Rien n’est impossible, car, ainsi que le rappelle un thuriféraire chargé d’expliquer la règle, comme dans un couvent austère et mortificateur, « les plats de Virgilio peuvent parfois avoir un goût désagréable ». On n’est pas là pour se goberger, mais pour « vivre une expérience », être « transformé », « questionné » – entre autres clichés répétés ad nauseam depuis le début de cette série.
Si l’on est souvent tenté de rétorquer : « Quand est-ce qu’on mange ? » à ce propos assez snob et hautain, on convient volontiers que cette quête avant-gardiste est souvent passionnante, d’autant plus que les six personnalités retenues ne sont pas toutes d’obédience postmoléculaire.
Assemblages végétaliens
Vladimir Mukhin, jeune chef russe, tente par exemple de recréer les recettes traditionnelles de la Russie présoviétique ; Nancy Silverton a apporté aux Etats-Unis la maîtrise d’un pain d’exception et imposé la « vraie » pizza italienne, peu épaisse et croustillante.

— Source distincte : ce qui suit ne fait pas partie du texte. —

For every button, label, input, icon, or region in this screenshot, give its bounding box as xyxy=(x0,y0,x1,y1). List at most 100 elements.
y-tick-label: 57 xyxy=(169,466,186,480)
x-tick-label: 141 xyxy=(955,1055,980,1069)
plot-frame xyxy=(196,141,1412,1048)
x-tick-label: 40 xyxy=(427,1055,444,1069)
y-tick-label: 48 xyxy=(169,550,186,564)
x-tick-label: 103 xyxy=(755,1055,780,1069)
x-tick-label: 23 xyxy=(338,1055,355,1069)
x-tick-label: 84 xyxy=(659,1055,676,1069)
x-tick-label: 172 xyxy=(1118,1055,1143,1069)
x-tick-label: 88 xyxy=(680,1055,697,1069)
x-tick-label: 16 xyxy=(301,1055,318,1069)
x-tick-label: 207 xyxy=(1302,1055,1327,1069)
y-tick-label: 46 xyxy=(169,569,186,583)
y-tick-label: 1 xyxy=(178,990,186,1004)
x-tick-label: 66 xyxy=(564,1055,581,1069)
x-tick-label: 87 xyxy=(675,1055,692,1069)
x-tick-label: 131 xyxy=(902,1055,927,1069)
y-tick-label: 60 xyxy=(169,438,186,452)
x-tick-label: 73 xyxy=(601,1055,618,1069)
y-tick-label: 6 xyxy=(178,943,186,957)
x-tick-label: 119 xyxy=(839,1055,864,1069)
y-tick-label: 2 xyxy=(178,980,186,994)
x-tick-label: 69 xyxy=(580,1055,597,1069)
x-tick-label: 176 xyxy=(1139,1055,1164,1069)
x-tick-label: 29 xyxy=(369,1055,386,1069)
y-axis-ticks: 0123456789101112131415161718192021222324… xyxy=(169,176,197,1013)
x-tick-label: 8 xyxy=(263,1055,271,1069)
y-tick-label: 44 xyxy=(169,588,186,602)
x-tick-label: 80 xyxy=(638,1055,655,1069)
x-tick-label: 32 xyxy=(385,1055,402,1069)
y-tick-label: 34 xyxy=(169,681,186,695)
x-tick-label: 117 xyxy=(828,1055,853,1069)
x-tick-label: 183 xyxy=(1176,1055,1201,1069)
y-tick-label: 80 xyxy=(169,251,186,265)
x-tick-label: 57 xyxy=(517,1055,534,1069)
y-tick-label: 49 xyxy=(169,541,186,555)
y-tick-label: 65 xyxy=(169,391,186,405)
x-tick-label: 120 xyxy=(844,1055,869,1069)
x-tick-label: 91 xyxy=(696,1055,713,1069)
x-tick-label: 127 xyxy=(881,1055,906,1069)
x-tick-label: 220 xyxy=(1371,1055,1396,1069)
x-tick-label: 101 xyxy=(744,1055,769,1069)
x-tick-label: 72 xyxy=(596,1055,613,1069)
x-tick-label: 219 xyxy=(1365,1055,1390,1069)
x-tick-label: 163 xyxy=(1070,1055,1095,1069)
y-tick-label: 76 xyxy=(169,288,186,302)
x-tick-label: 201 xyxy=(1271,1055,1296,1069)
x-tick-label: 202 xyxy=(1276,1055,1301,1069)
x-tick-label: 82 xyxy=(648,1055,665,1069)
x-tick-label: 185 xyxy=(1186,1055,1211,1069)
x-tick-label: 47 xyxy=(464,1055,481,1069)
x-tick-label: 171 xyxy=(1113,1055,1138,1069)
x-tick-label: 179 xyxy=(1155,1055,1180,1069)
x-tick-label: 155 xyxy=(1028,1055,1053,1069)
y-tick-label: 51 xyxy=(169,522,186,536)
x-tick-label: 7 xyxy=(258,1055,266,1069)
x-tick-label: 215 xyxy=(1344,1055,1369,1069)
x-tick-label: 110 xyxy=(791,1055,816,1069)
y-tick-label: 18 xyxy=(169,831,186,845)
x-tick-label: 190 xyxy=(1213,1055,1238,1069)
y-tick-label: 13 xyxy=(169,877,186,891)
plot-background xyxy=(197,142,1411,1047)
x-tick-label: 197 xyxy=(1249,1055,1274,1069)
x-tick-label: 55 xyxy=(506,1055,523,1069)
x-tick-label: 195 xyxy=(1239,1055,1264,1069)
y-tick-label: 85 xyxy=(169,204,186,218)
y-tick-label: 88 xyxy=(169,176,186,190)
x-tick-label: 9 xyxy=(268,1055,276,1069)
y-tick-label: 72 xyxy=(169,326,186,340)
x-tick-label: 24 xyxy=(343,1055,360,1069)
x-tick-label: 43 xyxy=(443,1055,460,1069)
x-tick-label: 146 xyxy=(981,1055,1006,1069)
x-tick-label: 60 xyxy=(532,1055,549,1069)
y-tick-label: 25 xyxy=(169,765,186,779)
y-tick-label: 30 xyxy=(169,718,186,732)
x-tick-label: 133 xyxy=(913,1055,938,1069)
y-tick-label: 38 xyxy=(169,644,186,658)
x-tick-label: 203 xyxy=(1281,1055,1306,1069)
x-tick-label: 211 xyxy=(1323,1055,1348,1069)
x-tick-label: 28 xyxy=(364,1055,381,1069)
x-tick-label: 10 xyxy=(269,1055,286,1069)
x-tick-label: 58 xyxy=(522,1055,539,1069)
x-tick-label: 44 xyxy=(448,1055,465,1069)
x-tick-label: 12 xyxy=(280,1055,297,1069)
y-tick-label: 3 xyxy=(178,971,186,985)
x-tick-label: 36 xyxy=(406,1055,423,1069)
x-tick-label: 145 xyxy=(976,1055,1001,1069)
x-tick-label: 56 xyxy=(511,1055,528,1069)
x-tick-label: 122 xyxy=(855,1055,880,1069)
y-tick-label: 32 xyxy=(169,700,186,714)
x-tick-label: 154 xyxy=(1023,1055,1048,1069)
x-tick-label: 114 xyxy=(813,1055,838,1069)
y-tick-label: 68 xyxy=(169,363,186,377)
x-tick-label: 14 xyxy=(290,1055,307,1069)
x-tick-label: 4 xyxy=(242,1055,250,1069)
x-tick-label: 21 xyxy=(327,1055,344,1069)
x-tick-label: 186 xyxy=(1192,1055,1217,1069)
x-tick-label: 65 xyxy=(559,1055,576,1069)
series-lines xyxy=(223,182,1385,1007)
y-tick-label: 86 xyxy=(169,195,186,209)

Le plus extraordinaire des six épisodes est celui dévolu à Jeong Kwan, cuisinière révérée par les plus grands mais qui ne sort que rarement de son pays, la Corée du Sud, et de son monastère bouddhiste, où elle prépare les repas depuis des lustres (elle y est entrée en 1974, à l’âge de 17 ans).
La voir organiser ses assemblages végétaliens (ni viande, ni poisson, ni dérivés) est une expérience d’un esthétisme d’autant plus fort qu’il tient surtout à la justesse du geste. Sa cuisine, disent ceux qui l’ont goûtée, est à la fois un gage de santé et un concentré de subtilité, obtenue par des légumes cueillis dans un jardin 100 % biodynamique, des techniques de fermentation naturelle et des ingrédients rares mais savamment dosés.
Le chef péruvien Virgilio Martinez. / Rene Funk/Netflix / Rene Funk/Netflix
Parfois, l’aspect biographique prend trop le pas sur le propos strictement culinaire, notamment pour évoquer des événements tragiques dans la vie personnelle de certains des chefs portraiturés. On ne doute pas de l’authenticité des sentiments exprimés, mais, en raison des musiques dégoulinantes qui les surlignent, ils finissent par ressembler à ceux qu’on trouve dans les vulgaires émissions de télé-réalité.
La musique reste d’ailleurs sûrement trop présente dans Chef’s Table. Elle est conçue comme un nappage assez inventif (constitué notamment de pastiches de musique savante, quand ce ne sont pas des extraits d’œuvres originales), mais qui finit par écœurer comme le ferait une sauce trop riche.
Chef’s Table, saison 3, série documentaire créée par David Gelb (EU, 2017, 6 × 54 min).